Les pronoms transgenres en 1984

 
Il ne semble pas que le français comporte déjà les pronoms adaptés aux transgenres et autres personnes qui n’acceptent pas leur sexe biologique. On discute ferme parmi les communautés LGBT francophones où l’on voit déjà passer des « iel », « yel », « ille », « yol » et autres « ol » dont elles suggèrent l’emploi, sans rire (lol…). Le français présent une difficulté supplémentaire puisque les attributs et adjectifs s’accordent : la communauté LGBT n’exclut pas de régler cela de manière « démocratique ».
 

Tyrannie LGBT : bientôt des amendes pour ceux qui ne partagent pas l’idéologie du genre

 
La traque de l’utilisation de pronoms « mal genrés », c’est un pas supplémentaire dans la tyrannie qui est en train de s’accomplir dans l’Ontario.
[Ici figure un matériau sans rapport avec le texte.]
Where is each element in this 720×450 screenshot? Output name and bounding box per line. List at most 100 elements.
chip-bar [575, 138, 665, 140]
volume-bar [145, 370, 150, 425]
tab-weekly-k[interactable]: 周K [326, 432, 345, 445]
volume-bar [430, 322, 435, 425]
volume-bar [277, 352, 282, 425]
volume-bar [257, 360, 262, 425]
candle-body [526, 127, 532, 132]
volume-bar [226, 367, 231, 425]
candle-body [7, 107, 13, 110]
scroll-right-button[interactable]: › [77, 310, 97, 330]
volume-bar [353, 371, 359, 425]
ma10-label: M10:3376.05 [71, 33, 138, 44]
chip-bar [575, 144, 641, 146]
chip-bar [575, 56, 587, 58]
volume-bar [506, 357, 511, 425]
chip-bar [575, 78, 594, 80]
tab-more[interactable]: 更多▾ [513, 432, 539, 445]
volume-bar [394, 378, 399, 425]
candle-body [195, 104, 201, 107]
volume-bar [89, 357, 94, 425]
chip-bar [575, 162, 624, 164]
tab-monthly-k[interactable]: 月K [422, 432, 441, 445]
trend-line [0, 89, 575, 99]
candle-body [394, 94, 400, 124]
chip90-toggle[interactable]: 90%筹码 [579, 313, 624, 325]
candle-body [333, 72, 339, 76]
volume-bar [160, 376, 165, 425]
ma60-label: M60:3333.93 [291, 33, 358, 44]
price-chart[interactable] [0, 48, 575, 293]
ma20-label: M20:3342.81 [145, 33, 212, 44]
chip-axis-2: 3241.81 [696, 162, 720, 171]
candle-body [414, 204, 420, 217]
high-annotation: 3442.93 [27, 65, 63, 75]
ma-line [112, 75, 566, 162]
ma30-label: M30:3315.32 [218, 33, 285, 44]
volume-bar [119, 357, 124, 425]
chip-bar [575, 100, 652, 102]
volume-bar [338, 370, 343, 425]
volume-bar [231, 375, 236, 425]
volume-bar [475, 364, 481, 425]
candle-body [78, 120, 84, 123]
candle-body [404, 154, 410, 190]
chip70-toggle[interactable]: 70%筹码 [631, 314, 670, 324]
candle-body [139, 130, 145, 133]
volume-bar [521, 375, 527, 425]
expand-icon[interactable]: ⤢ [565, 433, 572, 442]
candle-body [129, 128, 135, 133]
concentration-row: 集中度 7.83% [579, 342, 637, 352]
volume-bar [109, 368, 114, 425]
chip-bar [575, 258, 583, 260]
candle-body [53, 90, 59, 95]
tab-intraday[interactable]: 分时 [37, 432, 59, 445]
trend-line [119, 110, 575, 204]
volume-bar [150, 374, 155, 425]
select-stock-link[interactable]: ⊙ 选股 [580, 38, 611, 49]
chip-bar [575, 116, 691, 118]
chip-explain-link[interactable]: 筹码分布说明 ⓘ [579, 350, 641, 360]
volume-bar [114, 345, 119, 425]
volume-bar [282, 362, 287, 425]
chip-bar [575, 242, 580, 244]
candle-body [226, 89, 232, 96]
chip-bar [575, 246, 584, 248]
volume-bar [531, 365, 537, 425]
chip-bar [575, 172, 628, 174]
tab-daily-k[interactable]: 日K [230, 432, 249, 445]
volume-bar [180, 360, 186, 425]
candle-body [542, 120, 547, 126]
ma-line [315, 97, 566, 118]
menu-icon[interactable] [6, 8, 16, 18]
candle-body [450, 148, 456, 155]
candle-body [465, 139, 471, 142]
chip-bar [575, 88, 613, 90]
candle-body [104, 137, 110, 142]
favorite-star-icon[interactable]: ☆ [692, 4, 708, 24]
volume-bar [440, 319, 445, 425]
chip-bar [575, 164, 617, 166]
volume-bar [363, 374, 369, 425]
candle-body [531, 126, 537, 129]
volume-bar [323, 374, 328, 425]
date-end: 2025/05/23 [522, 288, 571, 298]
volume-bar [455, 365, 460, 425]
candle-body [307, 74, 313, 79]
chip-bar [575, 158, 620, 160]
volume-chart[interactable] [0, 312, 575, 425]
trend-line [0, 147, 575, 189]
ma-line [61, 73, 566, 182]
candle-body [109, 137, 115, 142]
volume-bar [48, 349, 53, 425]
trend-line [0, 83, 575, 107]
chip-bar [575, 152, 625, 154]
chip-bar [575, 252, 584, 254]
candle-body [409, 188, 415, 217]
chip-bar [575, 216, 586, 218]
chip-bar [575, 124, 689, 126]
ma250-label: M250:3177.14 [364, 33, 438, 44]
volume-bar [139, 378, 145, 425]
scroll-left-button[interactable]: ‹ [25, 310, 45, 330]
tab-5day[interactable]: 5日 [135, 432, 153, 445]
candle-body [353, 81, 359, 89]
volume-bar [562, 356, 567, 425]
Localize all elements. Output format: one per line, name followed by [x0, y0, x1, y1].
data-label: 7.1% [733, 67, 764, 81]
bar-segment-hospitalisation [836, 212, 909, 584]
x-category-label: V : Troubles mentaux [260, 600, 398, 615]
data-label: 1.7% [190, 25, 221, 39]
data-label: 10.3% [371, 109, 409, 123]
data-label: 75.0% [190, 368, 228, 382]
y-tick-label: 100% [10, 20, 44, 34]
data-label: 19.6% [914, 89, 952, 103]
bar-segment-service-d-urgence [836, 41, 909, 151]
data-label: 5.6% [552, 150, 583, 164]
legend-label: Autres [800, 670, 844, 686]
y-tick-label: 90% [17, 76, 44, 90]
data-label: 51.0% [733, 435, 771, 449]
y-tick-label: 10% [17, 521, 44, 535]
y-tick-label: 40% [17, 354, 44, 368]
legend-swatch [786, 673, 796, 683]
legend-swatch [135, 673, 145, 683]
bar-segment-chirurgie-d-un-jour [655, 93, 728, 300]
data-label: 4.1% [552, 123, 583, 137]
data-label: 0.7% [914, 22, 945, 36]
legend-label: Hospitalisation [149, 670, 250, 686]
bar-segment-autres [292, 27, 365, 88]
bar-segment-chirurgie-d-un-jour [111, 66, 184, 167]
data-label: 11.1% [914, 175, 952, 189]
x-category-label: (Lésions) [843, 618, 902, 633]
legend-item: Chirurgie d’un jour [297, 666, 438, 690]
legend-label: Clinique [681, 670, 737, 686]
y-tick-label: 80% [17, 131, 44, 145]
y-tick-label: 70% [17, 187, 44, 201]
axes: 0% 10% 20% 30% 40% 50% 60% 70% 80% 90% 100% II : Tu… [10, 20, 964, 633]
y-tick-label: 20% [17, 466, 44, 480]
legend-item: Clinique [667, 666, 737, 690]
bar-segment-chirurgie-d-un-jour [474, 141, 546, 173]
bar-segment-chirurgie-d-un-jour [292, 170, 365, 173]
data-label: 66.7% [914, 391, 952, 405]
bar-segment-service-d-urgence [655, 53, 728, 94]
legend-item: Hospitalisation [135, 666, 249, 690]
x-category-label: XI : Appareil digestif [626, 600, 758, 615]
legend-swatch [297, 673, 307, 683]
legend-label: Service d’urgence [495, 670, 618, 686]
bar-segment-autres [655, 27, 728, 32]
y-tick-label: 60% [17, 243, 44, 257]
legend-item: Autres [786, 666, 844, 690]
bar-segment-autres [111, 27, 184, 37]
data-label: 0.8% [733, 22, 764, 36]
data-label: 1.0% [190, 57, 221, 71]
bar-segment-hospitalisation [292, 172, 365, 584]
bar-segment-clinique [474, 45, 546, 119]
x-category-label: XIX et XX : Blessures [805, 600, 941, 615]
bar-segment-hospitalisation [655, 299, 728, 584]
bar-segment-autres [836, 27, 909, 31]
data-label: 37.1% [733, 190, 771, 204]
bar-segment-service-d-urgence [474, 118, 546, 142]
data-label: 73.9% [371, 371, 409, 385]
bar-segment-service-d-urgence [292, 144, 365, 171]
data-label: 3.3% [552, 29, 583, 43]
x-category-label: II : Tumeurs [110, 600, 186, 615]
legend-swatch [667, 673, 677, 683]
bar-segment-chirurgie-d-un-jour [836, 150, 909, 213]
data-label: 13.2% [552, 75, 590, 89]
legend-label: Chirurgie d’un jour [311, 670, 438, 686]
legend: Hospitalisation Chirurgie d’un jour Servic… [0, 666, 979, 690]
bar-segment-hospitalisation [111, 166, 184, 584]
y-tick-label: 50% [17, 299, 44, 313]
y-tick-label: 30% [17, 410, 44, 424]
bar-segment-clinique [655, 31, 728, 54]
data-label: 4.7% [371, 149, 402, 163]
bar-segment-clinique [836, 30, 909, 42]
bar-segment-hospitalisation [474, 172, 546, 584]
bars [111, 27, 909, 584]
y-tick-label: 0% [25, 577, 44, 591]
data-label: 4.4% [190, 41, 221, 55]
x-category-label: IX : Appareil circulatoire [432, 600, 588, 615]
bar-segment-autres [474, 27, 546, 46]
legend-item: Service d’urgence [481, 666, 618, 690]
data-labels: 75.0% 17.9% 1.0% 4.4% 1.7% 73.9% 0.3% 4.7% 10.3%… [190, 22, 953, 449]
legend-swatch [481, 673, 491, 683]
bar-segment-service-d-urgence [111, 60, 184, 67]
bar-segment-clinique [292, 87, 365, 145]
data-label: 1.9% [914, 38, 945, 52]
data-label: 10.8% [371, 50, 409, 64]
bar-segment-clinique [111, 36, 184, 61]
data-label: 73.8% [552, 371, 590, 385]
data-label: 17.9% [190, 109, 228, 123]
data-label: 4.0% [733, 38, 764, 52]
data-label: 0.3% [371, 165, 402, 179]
Absurde, ridicule, kafkaïen, le projet porte le politiquement correct vers de nouveaux horizons inimaginables il y a quelques années encore, et le pire, c’est qu’une telle démarche est aujourd’hui tout sauf improbable, tant les lois contre la discrimination ont pris une place prépondérante dans le discours public.
 
En l’occurrence, Mme (?) Mandhane a lancé sa proposition pour contrer une campagne menée par le professeur de psychologie de l’université de Toronto, Jordan Peterson. Celui-ci a indiqué, au cours d’une série de tribunes publiées par le Toronto Sun, qu’il n’entend pas utiliser les pronoms nouveaux et autres néologismes relatifs aux divers « genres », et il y dénonce comme attentatoires à la liberté d’expression les éventuelles directives universitaire, provinciales et fédérales en ce sens.
 
Le conflit a déjà pris forme puisque l’université a fait parvenir au professeur Peterson une lettre disciplinaire lui demandant d’arrêter de s’exprimer sur le sujet, précisant que son refus d’utiliser les pronoms « ze », « xer », « hir »… porte atteinte aux droits des étudiants transgenre.
 

Dans l’Ontario, polémique sur les pronoms conformes à l’identité de genre

 
Selon Mandhane, « l’OHCR reconnaît le droit à la liberté d’expression affirmé par la Charte ». « Cependant, poursuit-elle, le législateur et les cours ont noté qu’aucun droit n’est absolu. L’expression peut être limitée sous l’empire de la loi pénale dès lors qu’il s’agit d’un discours de haine, ou bien lorsqu’elle constitue du harcèlement ou de la discrimination, ou crée un environnement toxique ».
 
Voilà qui offre un large champ à la police du politiquement correct qui au demeurant ne s’encombre pas de prouver que les « transgenres » se sentent réellement harcelés ou discriminés par l’emploi d’un pronom classique.
 
Jordan Peterson, pour sa part, s’est déclaré prêt à être emprisonné, à payer une amende et même à perdre son emploi plutôt que d’avoir recours aux pronoms « genrés » politiquement corrects.